Did Bill Clinton reach out then, too?
“No! God, no. They’re smarter than that. They knew it would’ve been a national story.”
Another curious part of the experience is that Newsom now feels like a therapist himself. “I get people coming to me,” he says. “Really successful people, spilling everything, and I’m like, ‘I’m not sure that anyone knows this, and I’m not sure that you want me to know this.’ I mean, extraordinarily well-known people who just feel that connection. And even real people out on the street, like when I go down to homeless shelters. So my life is richer now because of it. People have connected to me, where before they didn’t, because I was some gel-haired kid hanging out with the Gettys. But it’s a good thing to stumble and be humbled, because inevitably you will be.”
Most of all, Newsom says he’s learned the importance of carrying on. “For me, it was just powering through it,” he says. “Every day: powering. And days became weeks became a month became two months and people moved on, and then it was, ‘Okay, what are you doing about healthcare?’ People cared less about me than about what I could do for them.”

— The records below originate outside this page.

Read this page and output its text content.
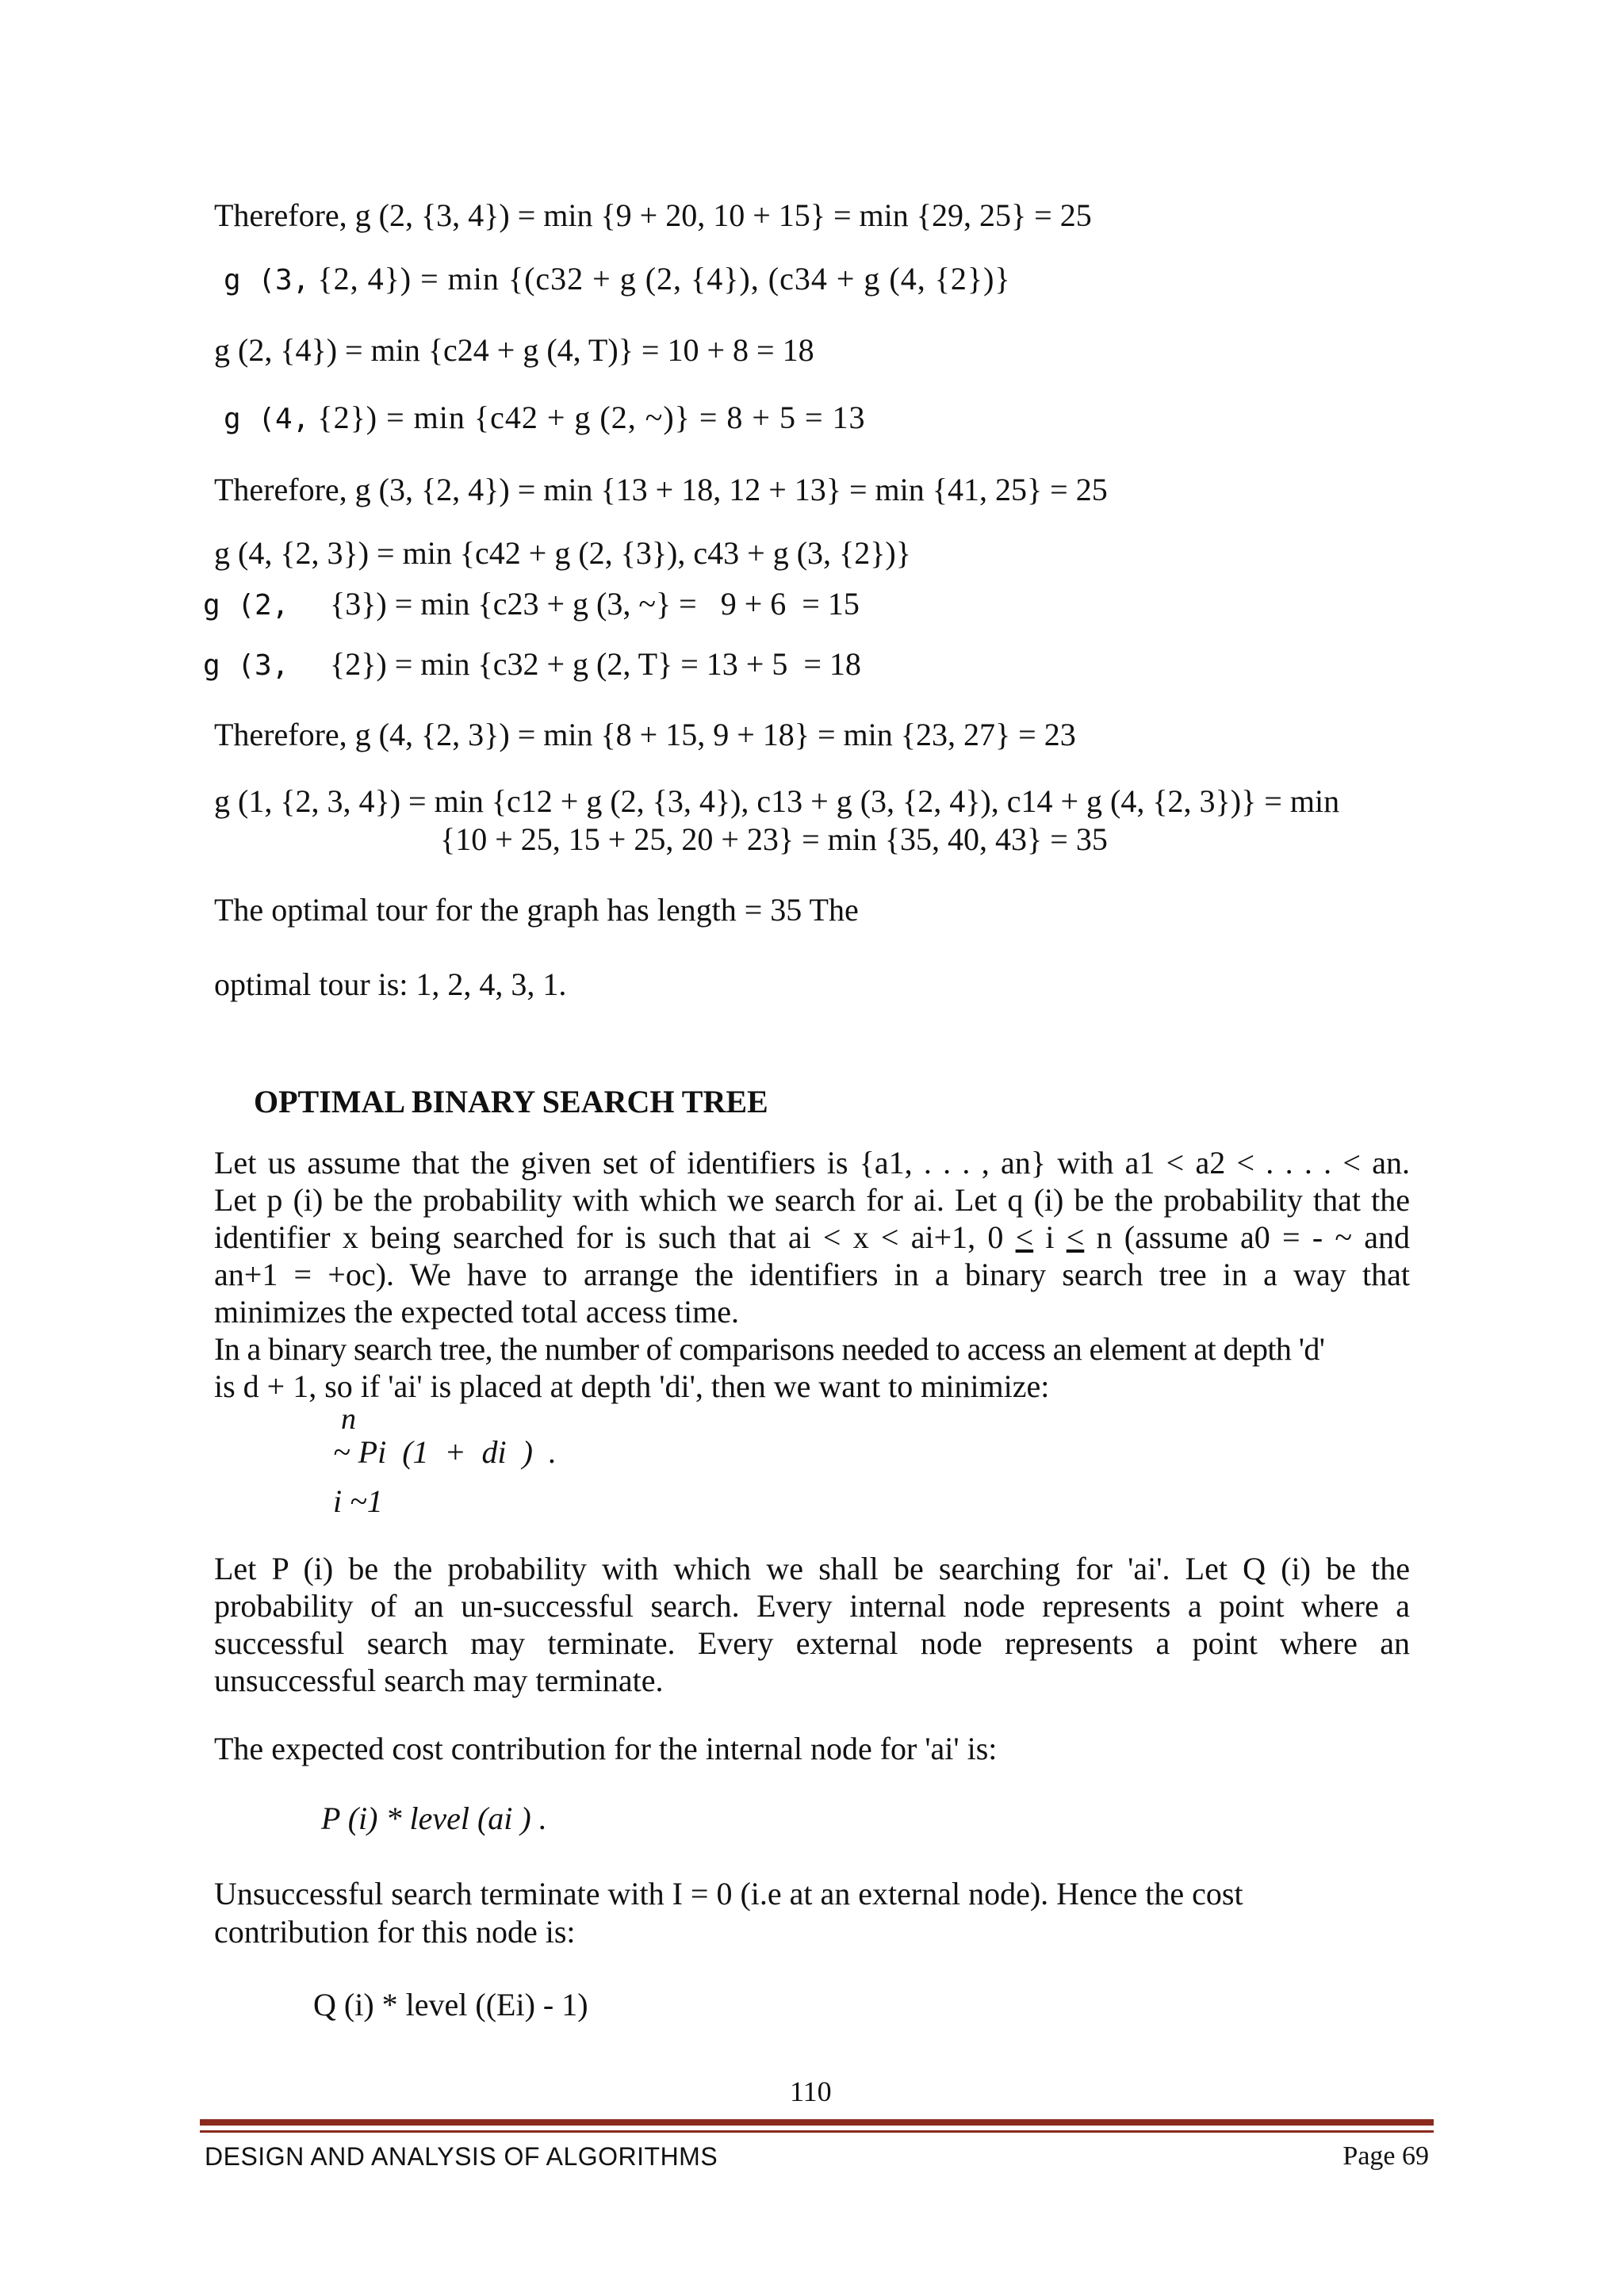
Therefore, g (2, {3, 4}) = min {9 + 20, 10 + 15} = min {29, 25} = 25
g (3, {2, 4}) = min {(c32 + g (2, {4}), (c34 + g (4, {2})}
g (2, {4}) = min {c24 + g (4, T)} = 10 + 8 = 18
g (4, {2}) = min {c42 + g (2, ~)} = 8 + 5 = 13
Therefore, g (3, {2, 4}) = min {13 + 18, 12 + 13} = min {41, 25} = 25
g (4, {2, 3}) = min {c42 + g (2, {3}), c43 + g (3, {2})}
g (2, {3}) = min {c23 + g (3, ~} =   9 + 6  = 15
g (3, {2}) = min {c32 + g (2, T} = 13 + 5  = 18
Therefore, g (4, {2, 3}) = min {8 + 15, 9 + 18} = min {23, 27} = 23
g (1, {2, 3, 4}) = min {c12 + g (2, {3, 4}), c13 + g (3, {2, 4}), c14 + g (4, {2, 3})} = min
{10 + 25, 15 + 25, 20 + 23} = min {35, 40, 43} = 35
The optimal tour for the graph has length = 35 The
optimal tour is: 1, 2, 4, 3, 1.
OPTIMAL BINARY SEARCH TREE
Let us assume that the given set of identifiers is {a1, . . . , an} with a1 < a2 < . . . . < an.
Let p (i) be the probability with which we search for ai. Let q (i) be the probability that the
identifier x being searched for is such that ai < x < ai+1, 0 ≤ i ≤ n (assume a0 = - ~ and
an+1 = +oc). We have to arrange the identifiers in a binary search tree in a way that
minimizes the expected total access time.
In a binary search tree, the number of comparisons needed to access an element at depth 'd'
is d + 1, so if 'ai' is placed at depth 'di', then we want to minimize:
n
~ Pi  (1  +  di  )  .
i ~1
Let P (i) be the probability with which we shall be searching for 'ai'. Let Q (i) be the
probability of an un-successful search. Every internal node represents a point where a
successful search may terminate. Every external node represents a point where an
unsuccessful search may terminate.
The expected cost contribution for the internal node for 'ai' is:
P (i) * level (ai ) .
Unsuccessful search terminate with I = 0 (i.e at an external node). Hence the cost
contribution for this node is:
Q (i) * level ((Ei) - 1)
110
DESIGN AND ANALYSIS OF ALGORITHMS	Page 69
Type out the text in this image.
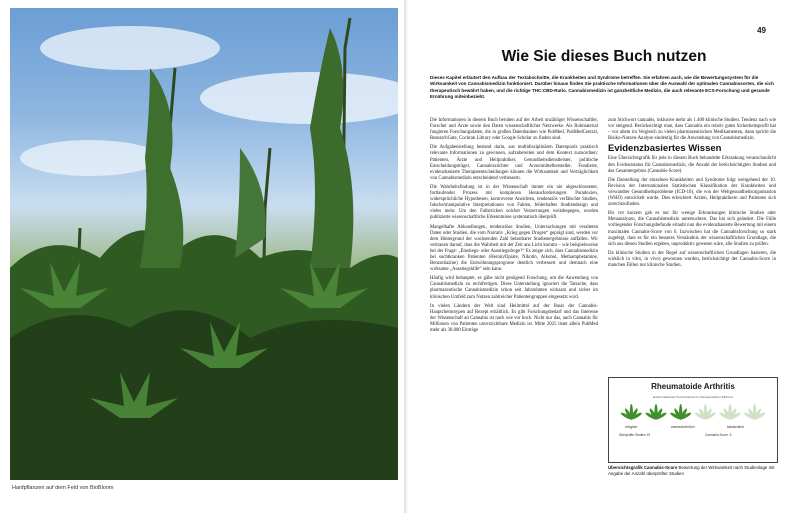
Hanfpflanzen auf dem Feld von BioBloom
49
Wie Sie dieses Buch nutzen
Dieses Kapitel erläutert den Aufbau der Textabschnitte, die Krankheiten und Syndrome betreffen. Sie erfahren auch, wie die Bewertungssystem für die Wirksamkeit von Cannabismedizin funktioniert. Darüber hinaus finden Sie praktische Informationen über die Auswahl der optimalen Cannabissorten, die sich therapeutisch bewährt haben, und die richtige THC:CBD-Ratio. Cannabismedizin ist ganzheitliche Medizin, die auch relevante ECS-Forschung und gesunde Ernährung miteinbezieht.

Die Informationen in diesem Buch beruhen auf der Arbeit unzähliger Wissenschaftler, Forscher und Ärzte sowie den Daten wissenschaftlicher Netzwerke. Als Rohmaterial fungieren Forschungsdaten, die in großen Datenbanken wie PubMed, PubMedCentral, ResearchGate, Cochran Library oder Google Scholar zu finden sind.

Die Aufgabenstellung bestand darin, aus multidisziplinären Datenpools praktisch relevante Informationen zu gewinnen, aufzubereiten und dem Kontext zuzuordnen: Patienten, Ärzte und Heilpraktiker, Gesundheitsdienstleister, politische Entscheidungsträger, Cannabiszüchter und Arzneimittelhersteller. Fundierte, evidenzbasierte Therapieentscheidungen können die Wirksamkeit und Verträglichkeit von Cannabismedizin entscheidend verbessern.

Die Wahrheitsfindung ist in der Wissenschaft immer ein nie abgeschlossener, fortlaufender Prozess mit komplexen Herausforderungen: Paradoxien, widersprüchliche Hypothesen, kontroverse Ansichten, tendenziös verfälschte Studien, falsche/manipulative Interpretationen von Fakten, fehlerhaftes Studiendesign und vieles mehr. Um den Fallstricken solcher Verzerrungen weitsbegegen, wurden publizierte wissenschaftliche Erkenntnisse systematisch überprüft.

Mangelhafte Abhandlungen, tendenziöse Studien, Untersuchungen mit veralteten Daten oder Studien, die vom Narrativ „Krieg gegen Drogen“ geprägt sind, werden vor dem Hintergrund der wachsenden Zahl belastbarer Studienergebnisse auffallen. Wir vertrauen darauf, dass die Wahrheit mit der Zeit ans Licht kommt – wie beispielsweise bei der Frage: „Einstiegs- oder Ausstiegsdroge?“ Es zeigte sich, dass Cannabismedizin bei suchtkranken Patienten (Heroin/Opiate, Nikotin, Alkohol, Methamphetamine, Benzodiazine) die Entwöhnungsprognose deutlich verbessert und demnach eine wirksame „Ausstiegshilfe“ sein kann.

Häufig wird behauptet, es gäbe nicht genügend Forschung, um die Anwendung von Cannabismedizin zu rechtfertigen. Diese Unterstellung ignoriert die Tatsache, dass pharmazeutische Cannabismedizin schon seit Jahrzehnten wirksam und sicher im klinischen Umfeld zum Nutzen zahlreicher Patientengruppen eingesetzt wird.

In vielen Ländern der Welt sind Heilmittel auf der Basis der Cannabis-Hauptchemotypen auf Rezept erhältlich. Es gibt Forschungsbedarf und das Interesse der Wissenschaft an Cannabis ist nach wie vor hoch. Nicht nur das, auch Cannabis für Millionen von Patienten unverzichtbare Medizin ist. Mitte 2025 listet allein PubMed mehr als 38.000 Einträge

zum Stichwort cannabis, inklusive mehr als 1.400 klinische Studien. Tendenz nach wie vor steigend. Berücksichtigt man, dass Cannabis ein relativ gutes Sicherheitsprofil hat – vor allem im Vergleich zu vielen pharmazeutischen Medikamenten, dann spricht die Risiko-Nutzen-Analyse eindeutig für die Anwendung von Cannabismedizin.

Evidenzbasiertes Wissen

Eine Übersichtsgrafik für jede in diesem Buch behandelte Erkrankung veranschaulicht den Evidenzstatus für Cannabismedizin, die Anzahl der berücksichtigten Studien und das Gesamtergebnis (Cannabis-Score).

Die Darstellung der einzelnen Krankheiten und Syndrome folgt weitgehend der 10. Revision der Internationalen Statistischen Klassifikation der Krankheiten und verwandter Gesundheitsprobleme (ICD-10), die von der Weltgesundheitsorganisation (WHO) entwickelt wurde. Dies erleichtert Ärzten, Heilpraktikern und Patienten sich zurechtzufinden.

Bis vor kurzem gab es nur für wenige Erkrankungen klinische Studien oder Metaanalysen, die Cannabismedizin untersuchten. Das hat sich geändert. Die Fülle vorliegender Forschungsbefunde erlaubt nun die evidenzbasierte Bewertung mit einem maximalen Cannabis-Score von 6. Inzwischen hat die Cannabisforschung so stark zugelegt, dass es für ein besseres Verständnis der wissenschaftlichen Grundlage, die sich aus diesen Studien ergeben, unproduktiv gewesen wäre, alle Studien zu prüfen.

Da klinische Studien in der Regel auf wissenschaftlichen Grundlagen basieren, die wirklich in vitro, in vivo) gewonnen wurden, berücksichtigt der Cannabis-Score in manchen Fällen nur klinische Studien.

Rheumatoide Arthritis
Evidenzbasierter Kenntnisstand zu therapeutischer Effizienz
möglich	wahrscheinlich	tatsächlich
Überprüfte Studien 19	Cannabis-Score: 3
Übersichtsgrafik Cannabis-Score Bewertung der Wirksamkeit nach Studienlage mit Angabe der Anzahl überprüfter Studien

For Newsom this has been profoundly liberating. He doesn’t have to be a perfect human being, it turns out; he just has to be a good mayor. Something about that revelation has reignited Newsom’s political ambition — and ruled out any return to the cozy millionaire’s lifestyle.
“I’ve got a bug or a passion,” he says. “I’ve got to stay connected in some social-justice or environmental way. Is it manifested precisely in being mayor of this city? No. I don’t think there’s any job in the world that is greater, but it’s also… Just. Incredibly. Hard. I’m not supposed to say that, because people love when it looks easy, but it’s a hard job. That’s why I love it, but also hate it for the same reason.”
Newsom pooh-poohs the idea of a run for Congress or even Senate. He’s not interested in legislative positions, just executive ones. A factor in his favor: His stance on same-sex marriage is not the liability people once thought it was. That’s true even in conservative Southern California, where reaction to the state supreme court’s recent decision was mostly positive.
“Governor of California,” he tells me. “That’s not something that I’m immune from seeing, in sort of the idea of athletes seeing themselves in the future…visualizing.” And in fact, in July, after we talked, he launched an exploratory bid for that office.
But before he gets ahead of himself, he injects the caution he’s learned the hard way. “Doesn’t mean I’ll get elected, of course.”